All of these leases and acquisitions gave B&M a commanding presence in New England. Although this is geographically a small part of the country, in the late nineteenth century it was one of the nation’s main manufacturing and financial centers. B&M would continue expanding, acquiring the Connecticut River Railroad, the Boston, Concord & Montreal, and the Fitchburg.

The 1879 timetable shows the Boston & Lowell, Boston & Maine, Eastern, and Fitchburg all leaving Boston from four different trains located within a few blocks of one another. By 1893, when North Station was constructed in the shadow of these other stations, all of these lines except the Fitchburg were controlled by Boston & Maine, and the Fitchburg would be added in 1900.

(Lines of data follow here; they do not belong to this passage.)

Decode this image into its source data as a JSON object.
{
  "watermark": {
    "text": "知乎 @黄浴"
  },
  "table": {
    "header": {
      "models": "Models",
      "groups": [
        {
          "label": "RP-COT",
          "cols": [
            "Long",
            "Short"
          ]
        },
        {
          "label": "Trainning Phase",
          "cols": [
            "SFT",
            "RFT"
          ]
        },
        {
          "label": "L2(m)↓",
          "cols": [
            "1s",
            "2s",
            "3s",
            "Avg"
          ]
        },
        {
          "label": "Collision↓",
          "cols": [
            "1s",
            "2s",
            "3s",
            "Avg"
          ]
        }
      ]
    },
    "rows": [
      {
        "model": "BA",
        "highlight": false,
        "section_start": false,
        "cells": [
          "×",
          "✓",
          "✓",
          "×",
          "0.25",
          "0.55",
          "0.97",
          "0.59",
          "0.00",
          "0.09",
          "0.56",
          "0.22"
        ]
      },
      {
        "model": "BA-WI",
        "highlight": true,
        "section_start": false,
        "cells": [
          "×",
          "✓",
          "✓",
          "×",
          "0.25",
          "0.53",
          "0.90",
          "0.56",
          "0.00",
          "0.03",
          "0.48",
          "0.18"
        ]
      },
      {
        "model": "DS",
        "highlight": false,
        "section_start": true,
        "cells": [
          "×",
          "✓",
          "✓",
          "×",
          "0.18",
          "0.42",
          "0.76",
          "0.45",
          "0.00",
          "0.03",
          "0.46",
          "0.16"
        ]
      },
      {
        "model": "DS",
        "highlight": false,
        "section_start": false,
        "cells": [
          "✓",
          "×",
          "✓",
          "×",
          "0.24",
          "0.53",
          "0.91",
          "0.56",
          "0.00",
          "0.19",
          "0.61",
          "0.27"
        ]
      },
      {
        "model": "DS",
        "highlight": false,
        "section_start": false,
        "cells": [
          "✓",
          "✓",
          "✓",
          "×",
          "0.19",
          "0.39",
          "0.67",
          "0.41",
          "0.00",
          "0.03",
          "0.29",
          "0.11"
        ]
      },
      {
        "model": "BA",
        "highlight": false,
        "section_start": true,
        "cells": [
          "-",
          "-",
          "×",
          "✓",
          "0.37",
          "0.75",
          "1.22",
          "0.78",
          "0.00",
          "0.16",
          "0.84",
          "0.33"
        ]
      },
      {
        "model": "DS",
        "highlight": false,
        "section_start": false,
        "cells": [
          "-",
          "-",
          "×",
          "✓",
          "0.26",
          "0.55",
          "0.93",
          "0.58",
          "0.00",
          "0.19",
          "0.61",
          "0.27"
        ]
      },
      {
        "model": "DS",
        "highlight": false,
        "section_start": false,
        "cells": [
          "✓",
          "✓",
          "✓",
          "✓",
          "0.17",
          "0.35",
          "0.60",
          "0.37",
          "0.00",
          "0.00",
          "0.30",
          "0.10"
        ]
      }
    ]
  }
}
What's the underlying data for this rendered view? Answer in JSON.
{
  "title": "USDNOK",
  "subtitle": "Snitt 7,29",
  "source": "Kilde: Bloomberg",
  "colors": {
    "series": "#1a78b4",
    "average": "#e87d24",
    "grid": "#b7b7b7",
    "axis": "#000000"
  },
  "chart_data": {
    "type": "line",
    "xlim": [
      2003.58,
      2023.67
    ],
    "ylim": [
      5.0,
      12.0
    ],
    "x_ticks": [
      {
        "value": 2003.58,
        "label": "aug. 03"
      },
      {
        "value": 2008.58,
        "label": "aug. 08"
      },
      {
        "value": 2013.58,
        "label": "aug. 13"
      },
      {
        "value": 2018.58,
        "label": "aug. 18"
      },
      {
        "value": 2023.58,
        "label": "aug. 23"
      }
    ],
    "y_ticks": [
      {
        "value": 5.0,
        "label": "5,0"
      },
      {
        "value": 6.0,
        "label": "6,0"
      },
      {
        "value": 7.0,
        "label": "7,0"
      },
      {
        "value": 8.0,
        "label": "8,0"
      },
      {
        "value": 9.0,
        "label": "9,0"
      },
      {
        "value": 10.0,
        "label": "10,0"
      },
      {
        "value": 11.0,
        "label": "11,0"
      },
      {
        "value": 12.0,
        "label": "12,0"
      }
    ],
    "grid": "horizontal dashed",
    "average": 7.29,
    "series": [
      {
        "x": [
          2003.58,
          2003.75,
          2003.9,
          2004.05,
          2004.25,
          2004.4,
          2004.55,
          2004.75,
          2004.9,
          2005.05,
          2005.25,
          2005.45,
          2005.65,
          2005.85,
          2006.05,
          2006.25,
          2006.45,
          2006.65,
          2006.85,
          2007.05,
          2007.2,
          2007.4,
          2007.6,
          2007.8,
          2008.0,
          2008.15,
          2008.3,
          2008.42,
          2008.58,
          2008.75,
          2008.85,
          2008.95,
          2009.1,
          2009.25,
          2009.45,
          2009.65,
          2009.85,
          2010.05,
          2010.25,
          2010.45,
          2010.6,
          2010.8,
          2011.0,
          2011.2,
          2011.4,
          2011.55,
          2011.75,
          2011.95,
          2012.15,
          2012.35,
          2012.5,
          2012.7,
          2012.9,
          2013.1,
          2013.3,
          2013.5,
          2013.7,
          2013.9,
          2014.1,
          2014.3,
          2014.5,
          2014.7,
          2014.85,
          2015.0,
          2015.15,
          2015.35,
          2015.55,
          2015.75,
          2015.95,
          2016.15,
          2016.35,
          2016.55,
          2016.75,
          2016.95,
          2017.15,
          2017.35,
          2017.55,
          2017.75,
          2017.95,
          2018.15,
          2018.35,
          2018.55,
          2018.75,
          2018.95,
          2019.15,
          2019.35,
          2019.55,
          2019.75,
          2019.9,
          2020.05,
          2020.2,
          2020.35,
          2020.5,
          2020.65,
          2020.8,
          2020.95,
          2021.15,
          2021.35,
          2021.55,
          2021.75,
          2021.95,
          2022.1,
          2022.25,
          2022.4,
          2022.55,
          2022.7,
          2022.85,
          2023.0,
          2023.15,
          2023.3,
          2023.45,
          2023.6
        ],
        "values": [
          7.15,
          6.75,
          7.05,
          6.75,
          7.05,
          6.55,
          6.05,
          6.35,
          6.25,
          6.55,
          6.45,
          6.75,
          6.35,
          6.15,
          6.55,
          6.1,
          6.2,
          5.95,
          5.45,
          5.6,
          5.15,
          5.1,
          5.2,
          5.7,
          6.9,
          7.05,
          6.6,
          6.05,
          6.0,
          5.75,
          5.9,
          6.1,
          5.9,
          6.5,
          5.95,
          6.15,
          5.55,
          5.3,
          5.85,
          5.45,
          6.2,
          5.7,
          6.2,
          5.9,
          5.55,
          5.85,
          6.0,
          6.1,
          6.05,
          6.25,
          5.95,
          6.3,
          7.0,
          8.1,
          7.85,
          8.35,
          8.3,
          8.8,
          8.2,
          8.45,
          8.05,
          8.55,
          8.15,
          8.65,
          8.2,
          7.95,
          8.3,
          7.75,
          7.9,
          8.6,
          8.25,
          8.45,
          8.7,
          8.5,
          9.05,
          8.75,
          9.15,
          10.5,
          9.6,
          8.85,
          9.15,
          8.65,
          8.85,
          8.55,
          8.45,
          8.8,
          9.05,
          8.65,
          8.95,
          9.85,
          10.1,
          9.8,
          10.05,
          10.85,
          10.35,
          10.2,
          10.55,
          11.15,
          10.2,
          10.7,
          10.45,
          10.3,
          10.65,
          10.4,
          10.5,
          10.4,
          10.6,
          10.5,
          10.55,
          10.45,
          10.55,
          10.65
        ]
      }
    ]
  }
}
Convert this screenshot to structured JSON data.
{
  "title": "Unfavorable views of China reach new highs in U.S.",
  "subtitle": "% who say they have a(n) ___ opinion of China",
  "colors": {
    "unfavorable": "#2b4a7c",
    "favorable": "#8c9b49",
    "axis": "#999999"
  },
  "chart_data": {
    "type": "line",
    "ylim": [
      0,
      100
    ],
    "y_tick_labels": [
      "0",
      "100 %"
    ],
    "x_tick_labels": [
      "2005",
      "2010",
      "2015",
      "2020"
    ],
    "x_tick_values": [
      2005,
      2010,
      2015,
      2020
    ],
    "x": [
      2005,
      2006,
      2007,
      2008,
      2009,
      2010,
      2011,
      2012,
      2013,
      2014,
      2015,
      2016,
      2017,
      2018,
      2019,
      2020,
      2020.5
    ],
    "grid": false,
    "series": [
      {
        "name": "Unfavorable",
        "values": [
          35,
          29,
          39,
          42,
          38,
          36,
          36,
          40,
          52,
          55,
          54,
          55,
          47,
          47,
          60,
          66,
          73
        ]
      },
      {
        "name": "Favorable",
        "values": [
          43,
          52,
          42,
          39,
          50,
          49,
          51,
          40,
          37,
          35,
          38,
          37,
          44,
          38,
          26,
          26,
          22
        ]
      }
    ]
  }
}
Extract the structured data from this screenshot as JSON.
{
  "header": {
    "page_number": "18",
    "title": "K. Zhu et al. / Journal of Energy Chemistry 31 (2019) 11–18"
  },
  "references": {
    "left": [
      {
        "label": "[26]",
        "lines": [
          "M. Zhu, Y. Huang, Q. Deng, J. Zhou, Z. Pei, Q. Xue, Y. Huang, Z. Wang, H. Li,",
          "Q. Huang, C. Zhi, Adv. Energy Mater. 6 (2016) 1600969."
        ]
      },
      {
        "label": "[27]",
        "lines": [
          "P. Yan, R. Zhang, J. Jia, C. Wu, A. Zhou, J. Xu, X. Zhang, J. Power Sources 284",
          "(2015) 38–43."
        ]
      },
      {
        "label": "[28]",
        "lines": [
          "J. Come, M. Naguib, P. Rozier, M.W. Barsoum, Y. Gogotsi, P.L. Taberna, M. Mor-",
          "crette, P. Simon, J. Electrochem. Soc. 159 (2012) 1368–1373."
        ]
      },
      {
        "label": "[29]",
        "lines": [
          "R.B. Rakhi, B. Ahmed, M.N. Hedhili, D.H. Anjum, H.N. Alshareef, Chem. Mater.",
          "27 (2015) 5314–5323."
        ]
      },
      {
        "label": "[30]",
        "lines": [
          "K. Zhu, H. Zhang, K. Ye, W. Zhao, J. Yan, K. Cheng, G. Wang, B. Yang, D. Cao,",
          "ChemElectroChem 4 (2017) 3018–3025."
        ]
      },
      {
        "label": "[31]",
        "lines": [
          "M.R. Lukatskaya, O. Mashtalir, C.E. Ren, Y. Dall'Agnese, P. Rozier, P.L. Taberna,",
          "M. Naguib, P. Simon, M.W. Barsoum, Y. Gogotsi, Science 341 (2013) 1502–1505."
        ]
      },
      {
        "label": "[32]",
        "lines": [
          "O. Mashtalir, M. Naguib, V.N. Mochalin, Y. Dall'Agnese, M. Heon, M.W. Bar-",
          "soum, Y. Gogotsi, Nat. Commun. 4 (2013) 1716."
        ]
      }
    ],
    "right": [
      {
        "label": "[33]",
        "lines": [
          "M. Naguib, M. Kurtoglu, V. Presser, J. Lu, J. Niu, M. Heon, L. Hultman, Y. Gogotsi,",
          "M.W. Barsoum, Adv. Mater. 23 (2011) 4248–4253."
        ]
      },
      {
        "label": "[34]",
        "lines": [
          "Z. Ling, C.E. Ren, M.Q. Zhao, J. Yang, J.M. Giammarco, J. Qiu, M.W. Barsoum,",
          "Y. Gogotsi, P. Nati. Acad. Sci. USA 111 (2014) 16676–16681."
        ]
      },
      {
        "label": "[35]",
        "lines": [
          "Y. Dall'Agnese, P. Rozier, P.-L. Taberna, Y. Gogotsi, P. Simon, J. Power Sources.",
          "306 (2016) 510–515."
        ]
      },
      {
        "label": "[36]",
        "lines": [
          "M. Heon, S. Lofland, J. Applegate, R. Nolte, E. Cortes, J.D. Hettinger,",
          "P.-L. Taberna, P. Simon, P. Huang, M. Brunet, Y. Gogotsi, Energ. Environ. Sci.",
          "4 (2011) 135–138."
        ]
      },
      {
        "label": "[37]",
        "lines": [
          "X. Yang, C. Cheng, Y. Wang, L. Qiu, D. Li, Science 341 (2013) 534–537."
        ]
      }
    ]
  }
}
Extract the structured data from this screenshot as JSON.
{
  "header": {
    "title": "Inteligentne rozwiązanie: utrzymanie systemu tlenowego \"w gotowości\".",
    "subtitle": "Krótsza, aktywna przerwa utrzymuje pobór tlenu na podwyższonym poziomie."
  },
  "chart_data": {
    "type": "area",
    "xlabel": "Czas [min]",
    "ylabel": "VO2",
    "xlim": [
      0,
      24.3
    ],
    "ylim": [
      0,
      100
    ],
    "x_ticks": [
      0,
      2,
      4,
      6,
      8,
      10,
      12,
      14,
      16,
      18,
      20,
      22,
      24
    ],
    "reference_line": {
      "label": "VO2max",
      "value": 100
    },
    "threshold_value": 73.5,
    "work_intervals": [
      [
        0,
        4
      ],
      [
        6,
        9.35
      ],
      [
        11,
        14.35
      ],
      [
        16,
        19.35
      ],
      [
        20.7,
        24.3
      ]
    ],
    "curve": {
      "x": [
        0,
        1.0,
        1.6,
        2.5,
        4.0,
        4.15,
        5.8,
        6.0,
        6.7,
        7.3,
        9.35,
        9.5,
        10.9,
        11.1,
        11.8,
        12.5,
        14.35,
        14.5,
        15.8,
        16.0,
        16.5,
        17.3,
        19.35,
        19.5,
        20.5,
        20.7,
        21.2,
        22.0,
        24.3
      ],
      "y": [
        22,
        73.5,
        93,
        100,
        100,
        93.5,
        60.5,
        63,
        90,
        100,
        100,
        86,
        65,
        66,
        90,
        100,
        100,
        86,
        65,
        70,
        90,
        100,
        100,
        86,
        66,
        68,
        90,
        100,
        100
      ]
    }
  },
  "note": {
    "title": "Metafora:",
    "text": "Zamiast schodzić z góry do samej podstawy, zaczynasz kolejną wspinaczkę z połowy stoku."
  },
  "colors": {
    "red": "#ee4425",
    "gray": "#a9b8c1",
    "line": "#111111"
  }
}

This timetable shows eight trains a day between Boston and Portland, four on the B&M line and four on the ex-Eastern line. The fastest trains on the Eastern route took 4 hours and 10 minutes; the B&M route took as little as 4.


Comments

Boston & Maine 1888 Timetable — 1 Comment

  1. Not that I’m not enjoying what you posted, but the linked file is a map of the Northern Pacific advertising land in the far Pacific Northwest, primarily around Seattle. You might want to fix that.